Steuerzahler sollten ab sofort alle Kosten für die medizinische Versorgung beim Finanzamt abrechnen. Der Bundesfinanzhof muss entscheiden, ob Krankheitskosten ab dem ersten Euro zählen.
Ob Ausgaben für ein Zahnimplantat, die Physiotherapie, eine Kur oder Medikamente – nicht nur, wer hohe Kosten durch Krankheiten hat, sollte sie in der Steuererklärung abrechnen. Auch Kosten, die unter der heutigen Grenze für den Eigenanteil des Steuerzahlers liegen, könnten bald steuermindernd wirken.
Zwei Verfahren sind beim Bundesfinanzhof (BFH) anhängig (Az. VI R 32/13 und VI R 33/13). In beiden geht es um die Frage, ob es verfassungswidrig ist, dass das Finanzamt die Krankheitskosten der Steuerzahler um eine „zumutbare Belastung“ kürzt und nur Beträge über der Grenze anerkennt Zumutbare Belastung. Der eine Kläger will gut 1 240 Euro ungekürzt als außergewöhnliche Belastung abrechnen – unter anderem für Krankenhausaufenthalte und Medikamente (Az. VI R 32/13). Der andere streitet mit dem Finanzamt um rund 170 Euro für Medikamente und Praxisgebühren (Az. VI R 33/13).
Gleichheitsgrundsatz verletzt
Rückendeckung bekommen die Kläger vom Bundesverband der Lohnsteuerhilfevereine (BDL). Der Geschäftsführer des BDL, Erich Nöll, beschreibt die aktuelle Regelung als zumindest teilweise verfassungswidrig: „Wir vertreten die Auffassung, dass bestimmte Krankheitskosten – wie die Zuzahlungen zu Medikamenten oder der Eigenanteil für Zahnersatz – vollständig, also ohne Kürzung um die zumutbare Belastung, als außergewöhnliche Belastung steuerlich abziehbar sein müssen.“
Nölls Maßstab ist die medizinische Versorgung, die Sozialhilfeempfänger bezahlt bekommen. Alles was dazu zähle, müssten Steuerzahler absetzen können, wenn sie einen Teil davon bezahlt hätten. Sonst sei der Gleichheitsgrundsatz verletzt.

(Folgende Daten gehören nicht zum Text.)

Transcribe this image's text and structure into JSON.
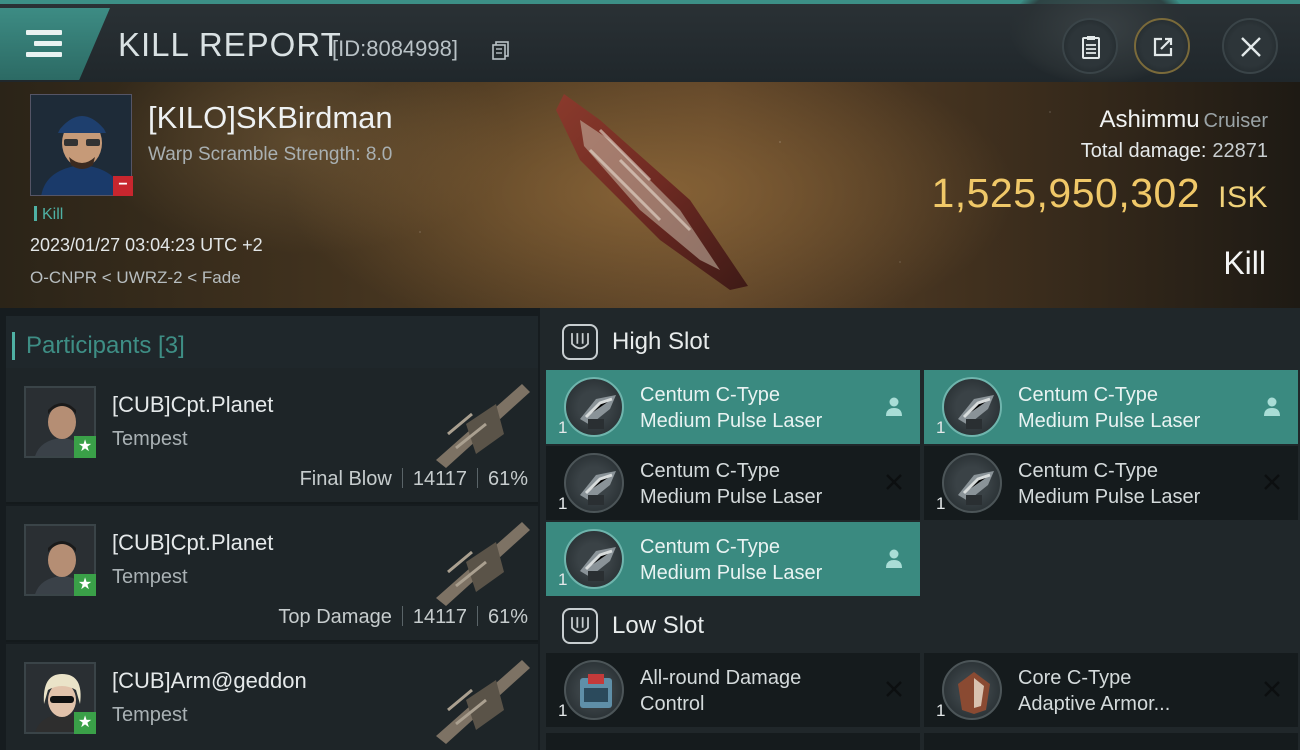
{
  "header": {
    "title": "KILL REPORT",
    "report_id": "[ID:8084998]"
  },
  "victim": {
    "name": "[KILO]SKBirdman",
    "warp_scramble": "Warp Scramble Strength: 8.0",
    "kill_tag": "Kill",
    "datetime": "2023/01/27 03:04:23 UTC +2",
    "location": "O-CNPR < UWRZ-2 < Fade",
    "ship": "Ashimmu",
    "ship_class": "Cruiser",
    "total_damage_label": "Total damage:",
    "total_damage": "22871",
    "isk_value": "1,525,950,302",
    "isk_unit": "ISK",
    "result": "Kill"
  },
  "participants": {
    "title": "Participants [3]",
    "items": [
      {
        "name": "[CUB]Cpt.Planet",
        "ship": "Tempest",
        "role": "Final Blow",
        "damage": "14117",
        "percent": "61%"
      },
      {
        "name": "[CUB]Cpt.Planet",
        "ship": "Tempest",
        "role": "Top Damage",
        "damage": "14117",
        "percent": "61%"
      },
      {
        "name": "[CUB]Arm@geddon",
        "ship": "Tempest"
      }
    ]
  },
  "fittings": {
    "high_slot": {
      "title": "High Slot",
      "modules": [
        {
          "qty": "1",
          "line1": "Centum C-Type",
          "line2": "Medium Pulse Laser",
          "state": "dropped"
        },
        {
          "qty": "1",
          "line1": "Centum C-Type",
          "line2": "Medium Pulse Laser",
          "state": "dropped"
        },
        {
          "qty": "1",
          "line1": "Centum C-Type",
          "line2": "Medium Pulse Laser",
          "state": "destroyed"
        },
        {
          "qty": "1",
          "line1": "Centum C-Type",
          "line2": "Medium Pulse Laser",
          "state": "destroyed"
        },
        {
          "qty": "1",
          "line1": "Centum C-Type",
          "line2": "Medium Pulse Laser",
          "state": "dropped"
        }
      ]
    },
    "low_slot": {
      "title": "Low Slot",
      "modules": [
        {
          "qty": "1",
          "line1": "All-round Damage",
          "line2": "Control",
          "state": "destroyed"
        },
        {
          "qty": "1",
          "line1": "Core C-Type",
          "line2": "Adaptive Armor...",
          "state": "destroyed"
        }
      ]
    }
  },
  "colors": {
    "accent": "#3a8a80",
    "isk": "#f0c868",
    "loss_badge": "#c8262e",
    "star_badge": "#3aa048"
  },
  "icons": [
    "menu-icon",
    "copy-icon",
    "clipboard-icon",
    "share-icon",
    "close-icon",
    "high-slot-icon",
    "low-slot-icon",
    "pilot-icon",
    "destroyed-x-icon",
    "star-icon"
  ]
}
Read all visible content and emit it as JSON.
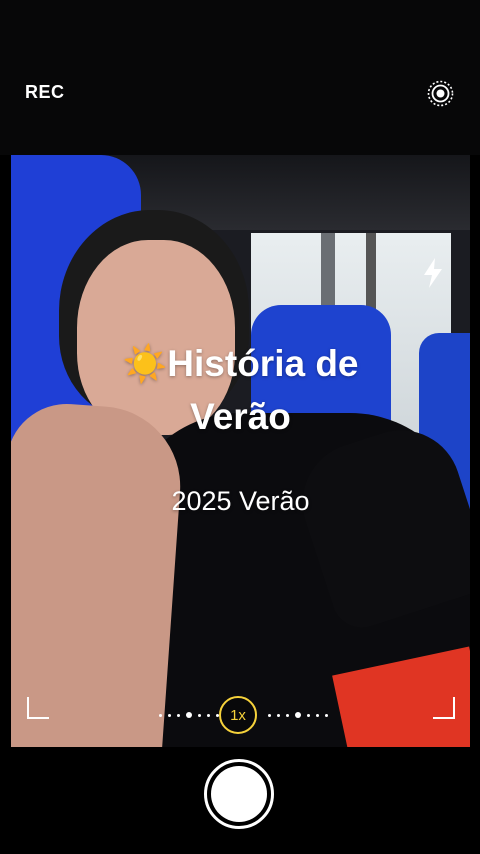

Steuerbescheide bleiben vorerst offen
Der aktuelle Streit betrifft so viele Menschen, dass die Finanzämter mittlerweile angehalten sind, die Steuerbescheide in diesem Punkt automatisch offenzulassen.
„Wir raten allen Steuerzahlern, sämtliche Ausgaben, die als außergewöhnliche Belastungen infrage kommen, in der Steuererklärung geltend zu machen“, sagt Uwe Rauhöft vom Neuen Verband der Lohnsteuerhilfevereine. „Auch solche, die nach aktueller Rechtslage keine Steuerersparnis bringen.“
Nach Rauhöfts Ansicht hat es allerdings keinen Sinn, jedes selbstgekaufte Pflaster anzugeben: „Krankheitskosten, deren Zwangsläufigkeit nicht belegt ist, scheiden steuerrechtlich aus.“ Das gelte zum Beispiel für Medikamente ohne Rezept und die Ausgaben für die Zahnreinigung.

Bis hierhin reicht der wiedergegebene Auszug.